Prospects for Freer Exchange of China’s Currency

Lawrence Summers

Lawrence Summers

China’s currency, the renminbi (RMB), will probably not supplant the US dollar as the world’s reserve currency, except possibly “in the very long term”, said Lawrence H. Summers, Charles W. Eliot University Professor, Harvard University, and a former US Treasury Secretary, in a televised session at the World Economic Forum Annual Meeting on January 26th.

While the RMB will continue to internationalize, “the centrality of the dollar is unlikely to change in a major way,” Summers said, adding, “just as there is a basic inertia in languages of communication, there’s a basic inertia in mediums of exchange.”

John Zhao, the Chief Executive Officer, Hony Capital, however, expects freer exchange of the RMB “will come much sooner than most of us expect.” He cited the Chairman of China’s Communist Party Xi Jinping’s recent trip to Shenzhen, during which he visited Qianhai, a special zone set up for experimentation in RMB internationalization, as a sign of China’s intent to globalize its currency.

“the centrality of the dollar is unlikely to change in a major way”

– Lawrence Summers

Summer also spoke of “the reality that China holds some trillions of dollars of liquid financial assets around the world, on which it is earning an extremely low rate of return, while at the same time there are important shortages of investments in key sectors of the world”. Huge amounts of capital flowing from poorer countries to richer countries is “unprecedented territory”, he said, and will require important deliberations.

The panellists discussed how an ascendant China needs to communicate its intentions to the world. China’s world power status arrived decades earlier than expected. “It has been a bigger surprise to China than probably to the rest of the world,” said Kevin Rudd, Member of Parliament, Australia, and a former prime minister of that country.
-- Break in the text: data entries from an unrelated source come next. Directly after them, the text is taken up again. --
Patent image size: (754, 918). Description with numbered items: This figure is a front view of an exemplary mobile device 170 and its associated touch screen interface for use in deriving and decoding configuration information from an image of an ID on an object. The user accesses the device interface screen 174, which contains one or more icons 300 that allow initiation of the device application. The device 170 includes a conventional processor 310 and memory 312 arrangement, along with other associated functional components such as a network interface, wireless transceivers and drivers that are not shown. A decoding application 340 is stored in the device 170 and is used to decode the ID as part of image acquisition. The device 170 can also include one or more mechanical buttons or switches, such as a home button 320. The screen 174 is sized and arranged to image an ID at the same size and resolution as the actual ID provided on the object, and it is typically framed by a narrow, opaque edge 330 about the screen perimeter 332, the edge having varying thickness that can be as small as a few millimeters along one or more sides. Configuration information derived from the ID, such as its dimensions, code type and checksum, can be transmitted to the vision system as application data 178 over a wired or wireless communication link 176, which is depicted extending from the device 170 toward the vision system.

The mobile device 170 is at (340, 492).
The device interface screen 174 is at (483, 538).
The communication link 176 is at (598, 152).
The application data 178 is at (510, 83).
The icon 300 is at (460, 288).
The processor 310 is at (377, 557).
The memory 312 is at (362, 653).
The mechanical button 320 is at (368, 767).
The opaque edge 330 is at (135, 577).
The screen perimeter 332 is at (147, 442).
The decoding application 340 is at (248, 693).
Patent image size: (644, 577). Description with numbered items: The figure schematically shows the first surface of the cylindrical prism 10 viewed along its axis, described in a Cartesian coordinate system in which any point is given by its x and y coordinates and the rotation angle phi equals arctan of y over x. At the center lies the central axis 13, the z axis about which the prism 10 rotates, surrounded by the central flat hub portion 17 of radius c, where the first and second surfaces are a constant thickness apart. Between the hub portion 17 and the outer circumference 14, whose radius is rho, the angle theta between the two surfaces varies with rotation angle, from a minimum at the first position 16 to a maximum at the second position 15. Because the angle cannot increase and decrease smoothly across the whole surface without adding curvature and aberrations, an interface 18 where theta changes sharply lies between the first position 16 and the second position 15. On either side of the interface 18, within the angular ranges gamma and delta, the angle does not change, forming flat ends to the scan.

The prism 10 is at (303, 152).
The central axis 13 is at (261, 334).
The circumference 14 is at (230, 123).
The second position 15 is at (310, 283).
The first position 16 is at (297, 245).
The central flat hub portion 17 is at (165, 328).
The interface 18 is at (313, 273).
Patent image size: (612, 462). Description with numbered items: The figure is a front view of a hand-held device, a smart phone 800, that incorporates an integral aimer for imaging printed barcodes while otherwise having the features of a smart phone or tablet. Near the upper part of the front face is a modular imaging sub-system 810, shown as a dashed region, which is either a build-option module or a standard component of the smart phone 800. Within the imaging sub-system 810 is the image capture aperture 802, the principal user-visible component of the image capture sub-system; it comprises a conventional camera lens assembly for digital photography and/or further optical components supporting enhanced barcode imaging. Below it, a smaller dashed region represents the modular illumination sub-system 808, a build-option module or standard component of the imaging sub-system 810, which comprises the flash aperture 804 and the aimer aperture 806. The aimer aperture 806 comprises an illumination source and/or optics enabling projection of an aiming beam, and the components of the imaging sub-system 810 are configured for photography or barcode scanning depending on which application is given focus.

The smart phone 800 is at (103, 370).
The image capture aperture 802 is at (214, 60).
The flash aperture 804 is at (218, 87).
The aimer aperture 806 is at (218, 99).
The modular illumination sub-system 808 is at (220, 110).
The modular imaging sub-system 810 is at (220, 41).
He cited a speech given by Xi, in which he spoke of China’s “rejuvenation”, and the lack of clarity of what that means. China has benefitted from an international rules-based order; the international community “would like to know soon if [China] would like to make changes to the rules,” he said.

Gordon Brown, the UN Special Envoy for Global Education, and Prime Minister of the United Kingdom (2007-2010), said that the rise of China is taking place in an interconnected world, a “totally different context than any other power in any other century”. He urged international communication among China and other countries.

China needs to develop a global agenda, said Zhao, “and learn very quickly how to play a good citizenship role in the new order which is being formed.” He cited two “certainties” in the world: politics is national and economics is global; the challenge countries face is to reconcile the two.

Communication and a redirection of focus are key. “We spent the last half-century trying to understand Washington,” said Rudd. Now it’s time to study and learn “how Beijing sees the world.”